Margrada hadn’t run away. Nia was so deliriously happy over that fact that she could barely process anything else.

“That…that is a lot to take in,” Margrada said when Nia finished a longer than intended monologue that sketched out the details of what had happened with her and Yasgrid changing bodies on News Year’s morning.

“I know, and I am deeply aware of how ridiculous it sounds,” Nia said. “And I know it would make more sense if I could prove it, and I know I can’t and…”

“Hey,” Margrada said, putting a gentle hand on Nia’s shoulder. “Breathe.

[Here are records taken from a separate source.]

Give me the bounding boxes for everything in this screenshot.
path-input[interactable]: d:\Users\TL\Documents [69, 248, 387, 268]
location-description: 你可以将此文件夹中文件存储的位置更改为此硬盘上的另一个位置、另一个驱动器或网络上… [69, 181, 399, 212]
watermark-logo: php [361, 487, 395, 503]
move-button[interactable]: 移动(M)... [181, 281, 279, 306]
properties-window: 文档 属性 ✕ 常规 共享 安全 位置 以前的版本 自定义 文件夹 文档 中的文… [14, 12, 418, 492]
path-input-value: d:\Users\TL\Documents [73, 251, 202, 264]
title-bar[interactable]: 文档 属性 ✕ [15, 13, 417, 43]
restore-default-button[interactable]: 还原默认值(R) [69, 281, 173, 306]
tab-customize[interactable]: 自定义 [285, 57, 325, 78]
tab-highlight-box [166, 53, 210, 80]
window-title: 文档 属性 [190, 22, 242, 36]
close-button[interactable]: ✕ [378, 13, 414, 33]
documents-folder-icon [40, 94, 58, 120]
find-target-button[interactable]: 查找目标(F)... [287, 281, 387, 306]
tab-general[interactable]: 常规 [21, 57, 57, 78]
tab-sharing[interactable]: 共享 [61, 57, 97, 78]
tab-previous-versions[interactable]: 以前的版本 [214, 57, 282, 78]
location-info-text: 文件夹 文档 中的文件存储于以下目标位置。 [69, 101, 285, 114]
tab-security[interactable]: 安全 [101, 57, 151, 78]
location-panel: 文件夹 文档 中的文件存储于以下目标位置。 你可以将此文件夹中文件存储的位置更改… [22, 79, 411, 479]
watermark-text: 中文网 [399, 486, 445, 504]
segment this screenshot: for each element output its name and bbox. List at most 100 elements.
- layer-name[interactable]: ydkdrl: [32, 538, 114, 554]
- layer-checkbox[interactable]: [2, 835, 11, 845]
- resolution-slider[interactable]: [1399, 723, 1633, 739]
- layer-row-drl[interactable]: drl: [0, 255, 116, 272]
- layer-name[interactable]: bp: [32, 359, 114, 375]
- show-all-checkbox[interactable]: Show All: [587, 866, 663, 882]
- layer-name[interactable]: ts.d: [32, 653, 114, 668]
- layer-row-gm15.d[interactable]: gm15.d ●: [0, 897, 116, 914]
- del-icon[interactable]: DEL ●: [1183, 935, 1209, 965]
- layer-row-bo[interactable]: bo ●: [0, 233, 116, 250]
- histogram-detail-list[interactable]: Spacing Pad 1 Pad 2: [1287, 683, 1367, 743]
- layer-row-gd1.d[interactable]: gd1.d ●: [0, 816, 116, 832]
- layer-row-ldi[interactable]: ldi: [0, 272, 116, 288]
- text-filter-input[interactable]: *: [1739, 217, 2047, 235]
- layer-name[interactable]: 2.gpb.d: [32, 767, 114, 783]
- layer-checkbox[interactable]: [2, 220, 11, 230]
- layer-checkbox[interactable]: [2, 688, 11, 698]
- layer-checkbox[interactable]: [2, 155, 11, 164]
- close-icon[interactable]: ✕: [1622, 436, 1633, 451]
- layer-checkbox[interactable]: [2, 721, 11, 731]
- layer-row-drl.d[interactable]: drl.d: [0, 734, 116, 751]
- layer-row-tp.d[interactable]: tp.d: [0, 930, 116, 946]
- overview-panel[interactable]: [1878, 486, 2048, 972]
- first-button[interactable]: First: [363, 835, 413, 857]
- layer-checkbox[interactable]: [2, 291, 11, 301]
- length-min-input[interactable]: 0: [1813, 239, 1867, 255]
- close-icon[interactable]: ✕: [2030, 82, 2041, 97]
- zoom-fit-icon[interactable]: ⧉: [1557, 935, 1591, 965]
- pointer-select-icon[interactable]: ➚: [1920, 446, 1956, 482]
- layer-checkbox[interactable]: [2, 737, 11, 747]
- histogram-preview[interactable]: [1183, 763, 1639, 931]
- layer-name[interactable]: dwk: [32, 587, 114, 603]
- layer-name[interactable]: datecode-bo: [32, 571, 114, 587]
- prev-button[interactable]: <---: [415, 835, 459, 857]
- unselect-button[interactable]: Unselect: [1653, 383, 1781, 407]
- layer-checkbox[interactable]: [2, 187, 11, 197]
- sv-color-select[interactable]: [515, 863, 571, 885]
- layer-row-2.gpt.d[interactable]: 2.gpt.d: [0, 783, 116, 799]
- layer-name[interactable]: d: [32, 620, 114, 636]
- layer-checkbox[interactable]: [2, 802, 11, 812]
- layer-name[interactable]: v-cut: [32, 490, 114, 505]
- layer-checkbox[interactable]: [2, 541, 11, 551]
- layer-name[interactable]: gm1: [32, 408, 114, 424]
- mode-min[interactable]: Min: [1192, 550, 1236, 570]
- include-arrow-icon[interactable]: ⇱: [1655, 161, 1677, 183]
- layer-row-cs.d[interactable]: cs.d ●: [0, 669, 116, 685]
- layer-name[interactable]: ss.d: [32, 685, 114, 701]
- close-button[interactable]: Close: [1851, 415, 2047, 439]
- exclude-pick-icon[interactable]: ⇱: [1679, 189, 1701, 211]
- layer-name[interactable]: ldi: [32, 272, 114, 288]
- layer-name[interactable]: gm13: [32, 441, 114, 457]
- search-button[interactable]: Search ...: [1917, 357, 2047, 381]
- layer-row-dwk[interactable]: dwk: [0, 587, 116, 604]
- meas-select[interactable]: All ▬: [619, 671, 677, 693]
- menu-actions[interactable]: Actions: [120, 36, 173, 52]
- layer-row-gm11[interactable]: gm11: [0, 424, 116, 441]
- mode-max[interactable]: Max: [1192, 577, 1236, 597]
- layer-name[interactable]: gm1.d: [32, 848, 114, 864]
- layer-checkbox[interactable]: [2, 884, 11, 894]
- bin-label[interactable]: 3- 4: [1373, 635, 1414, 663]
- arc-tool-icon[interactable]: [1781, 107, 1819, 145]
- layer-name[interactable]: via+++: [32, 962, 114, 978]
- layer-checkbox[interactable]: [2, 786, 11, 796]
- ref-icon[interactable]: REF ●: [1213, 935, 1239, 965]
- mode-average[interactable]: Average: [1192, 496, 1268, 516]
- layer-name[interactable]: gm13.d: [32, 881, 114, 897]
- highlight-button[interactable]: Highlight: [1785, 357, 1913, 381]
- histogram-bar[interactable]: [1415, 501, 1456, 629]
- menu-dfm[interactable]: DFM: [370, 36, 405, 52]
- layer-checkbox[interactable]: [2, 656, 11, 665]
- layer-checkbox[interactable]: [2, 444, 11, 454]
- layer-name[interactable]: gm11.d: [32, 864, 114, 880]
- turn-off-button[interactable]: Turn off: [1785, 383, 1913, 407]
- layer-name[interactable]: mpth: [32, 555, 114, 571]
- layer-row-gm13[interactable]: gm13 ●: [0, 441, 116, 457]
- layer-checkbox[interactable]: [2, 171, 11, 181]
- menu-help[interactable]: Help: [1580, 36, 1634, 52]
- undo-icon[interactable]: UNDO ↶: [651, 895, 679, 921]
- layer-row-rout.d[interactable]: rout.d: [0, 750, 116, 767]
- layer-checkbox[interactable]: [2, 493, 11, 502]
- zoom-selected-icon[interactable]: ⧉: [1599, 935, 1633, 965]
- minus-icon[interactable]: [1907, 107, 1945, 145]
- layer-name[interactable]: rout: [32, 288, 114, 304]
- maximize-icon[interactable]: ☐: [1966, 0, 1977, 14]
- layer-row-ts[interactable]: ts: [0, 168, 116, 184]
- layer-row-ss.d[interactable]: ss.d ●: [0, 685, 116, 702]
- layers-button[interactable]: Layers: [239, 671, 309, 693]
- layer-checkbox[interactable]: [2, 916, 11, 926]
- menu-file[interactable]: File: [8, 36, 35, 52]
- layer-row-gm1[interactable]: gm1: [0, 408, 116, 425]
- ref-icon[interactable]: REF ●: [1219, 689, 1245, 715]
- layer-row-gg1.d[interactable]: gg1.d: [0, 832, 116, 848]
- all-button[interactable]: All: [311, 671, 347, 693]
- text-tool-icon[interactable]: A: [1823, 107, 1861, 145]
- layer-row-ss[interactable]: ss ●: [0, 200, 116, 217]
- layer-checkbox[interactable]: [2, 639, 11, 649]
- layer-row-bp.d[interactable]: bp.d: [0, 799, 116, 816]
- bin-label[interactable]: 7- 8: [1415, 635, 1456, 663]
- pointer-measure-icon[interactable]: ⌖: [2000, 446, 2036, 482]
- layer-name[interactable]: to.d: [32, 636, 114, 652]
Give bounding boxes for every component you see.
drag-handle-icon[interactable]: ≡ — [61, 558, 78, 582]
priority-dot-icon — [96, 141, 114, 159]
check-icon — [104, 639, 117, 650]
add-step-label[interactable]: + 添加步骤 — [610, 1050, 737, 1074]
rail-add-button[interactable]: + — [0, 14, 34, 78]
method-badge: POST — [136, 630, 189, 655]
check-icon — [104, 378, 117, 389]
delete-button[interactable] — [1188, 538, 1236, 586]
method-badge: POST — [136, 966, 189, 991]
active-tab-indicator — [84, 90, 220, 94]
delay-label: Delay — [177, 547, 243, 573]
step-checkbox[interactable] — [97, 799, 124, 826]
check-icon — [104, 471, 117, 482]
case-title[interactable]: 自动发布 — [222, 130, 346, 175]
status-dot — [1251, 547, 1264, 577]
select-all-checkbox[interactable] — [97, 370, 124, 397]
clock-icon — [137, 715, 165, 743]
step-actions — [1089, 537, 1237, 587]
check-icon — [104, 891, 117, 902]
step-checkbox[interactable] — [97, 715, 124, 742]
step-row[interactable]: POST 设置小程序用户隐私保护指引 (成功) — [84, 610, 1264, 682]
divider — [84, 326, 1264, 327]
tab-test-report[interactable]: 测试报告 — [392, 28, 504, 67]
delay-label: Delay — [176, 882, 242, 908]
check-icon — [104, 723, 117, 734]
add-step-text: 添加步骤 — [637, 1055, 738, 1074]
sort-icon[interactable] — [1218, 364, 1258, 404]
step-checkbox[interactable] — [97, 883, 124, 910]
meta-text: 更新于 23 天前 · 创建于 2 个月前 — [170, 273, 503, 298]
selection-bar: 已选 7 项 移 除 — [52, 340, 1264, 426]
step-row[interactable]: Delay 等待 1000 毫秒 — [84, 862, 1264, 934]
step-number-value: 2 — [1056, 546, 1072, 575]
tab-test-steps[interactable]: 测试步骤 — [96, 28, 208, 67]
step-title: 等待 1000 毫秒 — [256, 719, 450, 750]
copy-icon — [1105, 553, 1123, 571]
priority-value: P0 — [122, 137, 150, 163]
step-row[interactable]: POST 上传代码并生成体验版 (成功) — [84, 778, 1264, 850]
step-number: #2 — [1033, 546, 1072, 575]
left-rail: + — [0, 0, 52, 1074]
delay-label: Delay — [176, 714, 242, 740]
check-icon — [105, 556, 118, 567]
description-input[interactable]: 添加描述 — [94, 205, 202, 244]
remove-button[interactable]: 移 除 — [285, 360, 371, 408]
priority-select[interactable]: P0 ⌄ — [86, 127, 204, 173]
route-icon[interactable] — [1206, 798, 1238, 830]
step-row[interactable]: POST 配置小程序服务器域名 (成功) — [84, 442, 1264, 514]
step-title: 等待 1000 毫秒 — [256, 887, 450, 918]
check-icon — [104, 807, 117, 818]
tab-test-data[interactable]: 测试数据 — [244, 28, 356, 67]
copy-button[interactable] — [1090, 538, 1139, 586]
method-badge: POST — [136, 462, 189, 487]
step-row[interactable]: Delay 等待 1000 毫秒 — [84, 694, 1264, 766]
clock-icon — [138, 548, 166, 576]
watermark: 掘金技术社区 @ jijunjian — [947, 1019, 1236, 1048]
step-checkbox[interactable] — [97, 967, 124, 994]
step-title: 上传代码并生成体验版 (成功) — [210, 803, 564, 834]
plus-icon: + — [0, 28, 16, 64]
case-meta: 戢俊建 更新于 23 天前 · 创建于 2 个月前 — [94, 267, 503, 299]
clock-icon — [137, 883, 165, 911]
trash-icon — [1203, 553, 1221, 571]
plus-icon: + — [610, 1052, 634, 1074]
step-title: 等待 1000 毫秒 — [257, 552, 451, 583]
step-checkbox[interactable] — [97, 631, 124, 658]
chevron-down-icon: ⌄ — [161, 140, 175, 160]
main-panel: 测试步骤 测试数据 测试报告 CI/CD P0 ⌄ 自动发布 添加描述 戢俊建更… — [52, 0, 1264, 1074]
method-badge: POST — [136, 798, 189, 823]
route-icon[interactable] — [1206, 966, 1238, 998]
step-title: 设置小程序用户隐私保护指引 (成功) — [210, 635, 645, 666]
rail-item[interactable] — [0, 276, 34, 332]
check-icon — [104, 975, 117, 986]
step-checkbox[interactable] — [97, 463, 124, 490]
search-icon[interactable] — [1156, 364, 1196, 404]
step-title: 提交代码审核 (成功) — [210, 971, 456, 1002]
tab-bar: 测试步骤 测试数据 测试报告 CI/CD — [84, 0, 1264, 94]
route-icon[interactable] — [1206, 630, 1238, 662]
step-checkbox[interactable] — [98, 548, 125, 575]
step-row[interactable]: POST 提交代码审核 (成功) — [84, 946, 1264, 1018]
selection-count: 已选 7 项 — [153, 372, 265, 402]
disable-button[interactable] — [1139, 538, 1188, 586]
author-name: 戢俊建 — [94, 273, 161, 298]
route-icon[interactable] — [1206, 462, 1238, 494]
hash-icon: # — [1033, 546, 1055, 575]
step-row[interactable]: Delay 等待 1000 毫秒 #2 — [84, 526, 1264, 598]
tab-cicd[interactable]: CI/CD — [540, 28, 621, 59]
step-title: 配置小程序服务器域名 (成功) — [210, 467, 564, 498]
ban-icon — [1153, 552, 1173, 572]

It’s okay.”

“It’s okay?” Nia asked, wanting an itemized list of all of the things that were ‘okay’.

“Yeah,” Margrada said with a quiet smile and a nod. Nia couldn’t tell if Margrada believed her yet or not, but she wasn’t running away and that was a profoundly important point to hold onto.

“You’ve got to have a thousand questions,” Nia said. “Or have you decided that I’m just definitely out of my mind but cute enough to keep anyways?”

“I’d call you more adorable than cute,” Margrada said. “And I don’t think you’re out of your mind. I might be. Or maybe we both are. This though, you being someone else? That makes more sense than it doesn’t, if that makes sense?”

“For what it’s worth, I’m the same me that you’ve known since the Calling,” Nia said.

“And see, that’s where this starts making sense,” Margrada said. “You didn’t feel like the Yasgrid I’d known at the Calling. I mean, not that I knew Yasgrid that well before all this, but Frost Harbor’s not that big and we’ve both lived there our whole lives. You felt different somehow. And then after the Calling and the fugue state you were…wait a minute, there never was a fugue state was there?”

“No, sorry,” Nia said.

“How did you know the Shatter Drums can do that sometimes then?” Margrada asked.

“I didn’t. It was Yasgrid’s idea,” Nia said. “She helped me get acclimated to life here the same as I helped her.”

“Okay, you said she wasn’t gone, but you two could talk to each other? Can you still do it?”

“Yeah. We can kind of show up where the other one is too, like stepping into a dream where we can see what’s going on around each other. We’re not really there, so no one else can see us, so we can offer advice without it being obvious.”

“Can I talk to her?” Margrada said.

“In person? Sure, but I think we’d need to go to the Darkwood. Or did you mean through me?” Nia asked.

“Neither one,” Margrada said. “I have an idea, if you’re willing to try it?”

“As long as it doesn’t involve either of us getting stabbed,” Nia said. Margrada gave her a questioning look so Nia added, “Yasgrid’s had some stabby problems while she was in my body. What’s your idea though?”

“We can’t drum together, we’d see too much of each other from what your mother said, but maybe I can drum myself to her?” Margrada said.

It was a wild plan, and Nia knew that her recent experiences had taught her better than to try risky and dangerous plans.

But it was for the woman she loved, the woman who’d saved her life and whose life she’d saved. And more than that, burrowing deeper, Nia found a solid bedrock of certainty to stand on as she answered.

“You can,” she said. “For me. I know you can. On the stage, when you were playing, your music wrapped around me. It knew me, and so I know you can do this.”